Retirement should be about peace of mind. But for many Canadians, Old Age Security (OAS) comes with a catch: the clawback. Once your income crosses a certain line, those benefits start to disappear. That’s where stable, tax-efficient income becomes key. One dividend stock worth a closer look for retirees is Choice Properties Real Estate Investment Trust (TSX:CHP.UN).
About Choice
Choice Properties is Canada’s largest REIT by gross leasable area and asset value. Its portfolio includes over 700 properties, mostly made up of retail and industrial assets. What makes it stand out is the quality of its tenants. Around 57.3% of its rent comes from Loblaw, a name most Canadians know. These grocery-anchored properties tend to hold up well in downturns, making them ideal for retirees who want income with fewer surprises.
In its most recent earnings report, Choice Properties showed why it deserves attention. In the first quarter of 2025, rental revenue rose to $346.9 million, up 2.6% from the same period last year. Net operating income came in at $245.8 million. The dividend stock reported funds from operations (FFO) of $0.264 per unit, up from $0.259 last year. Adjusted funds from operations (AFFO), which better reflects cash available for distribution, was $0.249 per unit, up from $0.239. The monthly distribution is $0.064 per unit, or $0.77 annually, giving investors a yield of just over 5% at recent prices.
A strong dividend
A 5% yield may not sound flashy, but it’s steady. And more importantly, it’s backed by tenants that tend to stick around. Loblaw has little incentive to leave properties it both rents and operates in. That stability can offer comfort for investors relying on predictable income to supplement government benefits like OAS. Right now, a $5,000 investment could bring in $261.80 annually, and about $22 every month!
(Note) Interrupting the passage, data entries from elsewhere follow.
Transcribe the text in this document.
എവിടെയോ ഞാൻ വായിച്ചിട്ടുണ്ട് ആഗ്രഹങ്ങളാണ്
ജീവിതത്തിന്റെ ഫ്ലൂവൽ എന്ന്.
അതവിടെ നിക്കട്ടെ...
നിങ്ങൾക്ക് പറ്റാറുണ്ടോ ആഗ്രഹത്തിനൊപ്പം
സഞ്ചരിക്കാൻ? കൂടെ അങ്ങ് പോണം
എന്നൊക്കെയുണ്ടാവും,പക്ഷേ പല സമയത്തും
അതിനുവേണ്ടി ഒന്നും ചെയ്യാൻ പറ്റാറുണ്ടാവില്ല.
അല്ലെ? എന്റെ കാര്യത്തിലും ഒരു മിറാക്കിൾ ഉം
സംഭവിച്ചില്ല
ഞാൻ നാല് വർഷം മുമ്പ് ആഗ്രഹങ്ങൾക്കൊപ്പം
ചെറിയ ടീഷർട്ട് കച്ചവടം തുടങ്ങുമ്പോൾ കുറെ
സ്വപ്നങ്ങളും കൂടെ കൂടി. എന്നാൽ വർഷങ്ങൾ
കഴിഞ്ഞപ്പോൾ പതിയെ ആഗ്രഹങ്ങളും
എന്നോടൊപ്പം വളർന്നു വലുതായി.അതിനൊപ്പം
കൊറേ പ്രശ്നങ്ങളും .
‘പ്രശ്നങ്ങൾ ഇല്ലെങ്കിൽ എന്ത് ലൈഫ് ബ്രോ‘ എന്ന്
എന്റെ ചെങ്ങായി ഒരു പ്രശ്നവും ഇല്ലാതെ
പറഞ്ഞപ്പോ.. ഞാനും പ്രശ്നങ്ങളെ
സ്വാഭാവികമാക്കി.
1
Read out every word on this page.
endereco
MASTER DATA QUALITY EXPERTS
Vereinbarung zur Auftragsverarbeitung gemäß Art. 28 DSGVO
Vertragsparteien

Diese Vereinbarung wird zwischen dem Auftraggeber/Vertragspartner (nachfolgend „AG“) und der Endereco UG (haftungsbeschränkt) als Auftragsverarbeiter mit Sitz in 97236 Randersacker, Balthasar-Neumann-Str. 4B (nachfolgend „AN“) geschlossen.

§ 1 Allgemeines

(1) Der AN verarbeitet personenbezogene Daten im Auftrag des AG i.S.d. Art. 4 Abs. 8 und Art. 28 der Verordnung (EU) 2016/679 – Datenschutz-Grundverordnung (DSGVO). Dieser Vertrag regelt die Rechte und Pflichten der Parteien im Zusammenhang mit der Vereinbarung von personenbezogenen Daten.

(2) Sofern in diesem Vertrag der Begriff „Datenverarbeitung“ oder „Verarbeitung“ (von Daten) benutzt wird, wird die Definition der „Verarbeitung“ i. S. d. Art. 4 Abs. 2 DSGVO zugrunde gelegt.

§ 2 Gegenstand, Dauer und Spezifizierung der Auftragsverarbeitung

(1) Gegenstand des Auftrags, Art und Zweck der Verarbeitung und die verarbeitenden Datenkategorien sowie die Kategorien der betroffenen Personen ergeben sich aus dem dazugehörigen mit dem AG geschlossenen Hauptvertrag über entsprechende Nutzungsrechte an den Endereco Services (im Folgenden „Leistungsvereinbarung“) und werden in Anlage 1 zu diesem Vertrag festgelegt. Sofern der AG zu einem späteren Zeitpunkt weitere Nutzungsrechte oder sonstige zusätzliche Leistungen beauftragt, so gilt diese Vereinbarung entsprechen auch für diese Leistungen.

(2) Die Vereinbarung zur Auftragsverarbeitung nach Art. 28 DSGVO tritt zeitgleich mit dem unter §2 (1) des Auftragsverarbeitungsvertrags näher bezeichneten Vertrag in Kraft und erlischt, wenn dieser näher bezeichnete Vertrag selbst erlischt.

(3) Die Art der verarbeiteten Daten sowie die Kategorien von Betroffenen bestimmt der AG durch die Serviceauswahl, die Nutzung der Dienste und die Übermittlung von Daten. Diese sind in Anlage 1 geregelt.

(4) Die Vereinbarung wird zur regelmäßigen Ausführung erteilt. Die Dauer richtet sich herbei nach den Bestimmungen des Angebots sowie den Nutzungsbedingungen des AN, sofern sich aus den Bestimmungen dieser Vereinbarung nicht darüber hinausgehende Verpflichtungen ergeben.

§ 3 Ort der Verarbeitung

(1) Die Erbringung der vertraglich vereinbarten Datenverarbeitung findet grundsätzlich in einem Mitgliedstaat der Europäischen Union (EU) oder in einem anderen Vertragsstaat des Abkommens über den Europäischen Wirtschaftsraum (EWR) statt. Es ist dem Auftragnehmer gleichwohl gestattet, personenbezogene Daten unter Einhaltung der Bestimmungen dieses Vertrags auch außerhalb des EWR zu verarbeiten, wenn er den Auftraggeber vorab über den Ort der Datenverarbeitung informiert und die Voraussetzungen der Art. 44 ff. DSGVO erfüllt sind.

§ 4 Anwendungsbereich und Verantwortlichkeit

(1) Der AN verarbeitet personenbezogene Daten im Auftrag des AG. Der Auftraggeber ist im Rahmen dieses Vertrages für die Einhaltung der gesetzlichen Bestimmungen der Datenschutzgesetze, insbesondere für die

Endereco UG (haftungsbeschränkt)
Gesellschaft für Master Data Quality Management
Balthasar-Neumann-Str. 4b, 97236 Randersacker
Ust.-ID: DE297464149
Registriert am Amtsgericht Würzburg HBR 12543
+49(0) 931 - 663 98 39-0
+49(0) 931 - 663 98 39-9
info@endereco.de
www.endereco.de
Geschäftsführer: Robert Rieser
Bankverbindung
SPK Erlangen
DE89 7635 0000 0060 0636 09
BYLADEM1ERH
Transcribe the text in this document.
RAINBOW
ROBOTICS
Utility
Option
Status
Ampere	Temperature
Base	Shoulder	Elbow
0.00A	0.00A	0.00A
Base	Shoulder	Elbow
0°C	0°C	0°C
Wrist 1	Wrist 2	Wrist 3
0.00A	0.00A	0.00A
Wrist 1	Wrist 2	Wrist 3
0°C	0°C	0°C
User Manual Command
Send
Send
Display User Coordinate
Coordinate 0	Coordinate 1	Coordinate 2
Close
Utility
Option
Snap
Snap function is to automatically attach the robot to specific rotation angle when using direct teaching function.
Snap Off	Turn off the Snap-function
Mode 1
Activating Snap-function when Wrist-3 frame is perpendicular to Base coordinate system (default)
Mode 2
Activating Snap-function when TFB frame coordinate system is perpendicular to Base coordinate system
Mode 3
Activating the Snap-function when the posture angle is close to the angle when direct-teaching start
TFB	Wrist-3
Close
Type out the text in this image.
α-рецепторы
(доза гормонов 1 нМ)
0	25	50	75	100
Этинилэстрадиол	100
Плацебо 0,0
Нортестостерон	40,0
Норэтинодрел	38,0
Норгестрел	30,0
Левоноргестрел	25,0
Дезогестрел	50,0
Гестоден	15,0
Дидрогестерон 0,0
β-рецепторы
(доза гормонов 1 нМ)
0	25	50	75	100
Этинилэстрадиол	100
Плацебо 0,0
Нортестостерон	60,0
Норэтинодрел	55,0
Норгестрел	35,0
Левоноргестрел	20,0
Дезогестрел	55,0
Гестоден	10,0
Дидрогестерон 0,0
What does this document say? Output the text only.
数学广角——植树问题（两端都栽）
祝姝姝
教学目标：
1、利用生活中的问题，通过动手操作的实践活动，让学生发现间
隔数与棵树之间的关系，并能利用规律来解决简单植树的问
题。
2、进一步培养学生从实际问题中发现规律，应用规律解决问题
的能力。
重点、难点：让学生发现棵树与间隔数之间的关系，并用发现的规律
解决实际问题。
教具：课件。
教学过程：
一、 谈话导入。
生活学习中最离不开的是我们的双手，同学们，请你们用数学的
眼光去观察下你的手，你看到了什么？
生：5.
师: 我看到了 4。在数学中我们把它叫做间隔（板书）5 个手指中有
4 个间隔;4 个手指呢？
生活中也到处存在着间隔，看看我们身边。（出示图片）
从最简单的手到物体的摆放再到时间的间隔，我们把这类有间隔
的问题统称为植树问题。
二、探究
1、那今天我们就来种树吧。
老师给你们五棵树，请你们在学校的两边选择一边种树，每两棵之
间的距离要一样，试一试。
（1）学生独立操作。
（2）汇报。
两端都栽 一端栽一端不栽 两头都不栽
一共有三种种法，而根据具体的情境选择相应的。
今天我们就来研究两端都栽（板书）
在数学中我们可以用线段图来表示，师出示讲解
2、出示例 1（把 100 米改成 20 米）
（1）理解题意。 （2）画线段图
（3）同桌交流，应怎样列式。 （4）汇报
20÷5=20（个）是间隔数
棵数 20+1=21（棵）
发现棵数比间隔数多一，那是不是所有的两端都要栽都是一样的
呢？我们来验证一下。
| COMPANY | RECENT PRICE | NUMBER OF SHARES | DIVIDEND | TOTAL PAYOUT | FREQUENCY | TOTAL INVESTMENT |
|---|---|---|---|---|---|---|
| CHP.UN | $14.68 | 340 | $0.77 | $261.80 | Monthly | $4,991.20 |
But let’s be realistic. Even strong REITs come with risks. Rising interest rates, for example, can push up financing costs. And while Choice has kept its balance sheet in decent shape, its debt levels are something to keep an eye on. As of the end of the first quarter, the trust had $7.3 billion in adjusted debt and an adjusted debt-to-earnings before interest, taxes, depreciation and amortization (EBITDA) ratio of 7 times. It does, however, have $13.1 billion in unencumbered assets and an interest coverage ratio of 3.4 times. That gives it some flexibility to weather headwinds.
More to come
One area of growth is development. Choice Properties continues to expand its mixed-use development projects, adding 97,600 square feet of new space in the last quarter alone. This includes both residential and commercial intensification. It also completed a $33.7 million acquisition in Brampton, with Loblaw again as the tenant. That’s not just growth for growth’s sake; it’s targeted, tenant-backed expansion.
Occupancy remains high, sitting at 97.7% across the portfolio. That figure alone tells a story of resilience. The trust also made some smart moves in its industrial portfolio, where demand remains strong thanks to logistics and e-commerce tenants.
Bottom line
If you’re retired or getting close and want to avoid pushing your income too high, a REIT like this can offer tax-efficient income. Because REIT distributions are often classified differently than typical dividends, these can be more favourable from a tax perspective depending on your income mix.
Choice Properties isn’t going to double overnight. But that’s not the goal. The goal is stability. It’s for retirees who want to protect their OAS, limit tax surprises, and get paid to wait. It won’t shield you from every risk, but the balance of steady tenants, strong occupancy, and modest growth makes the dividend stock a solid candidate for any retirement portfolio built on real income.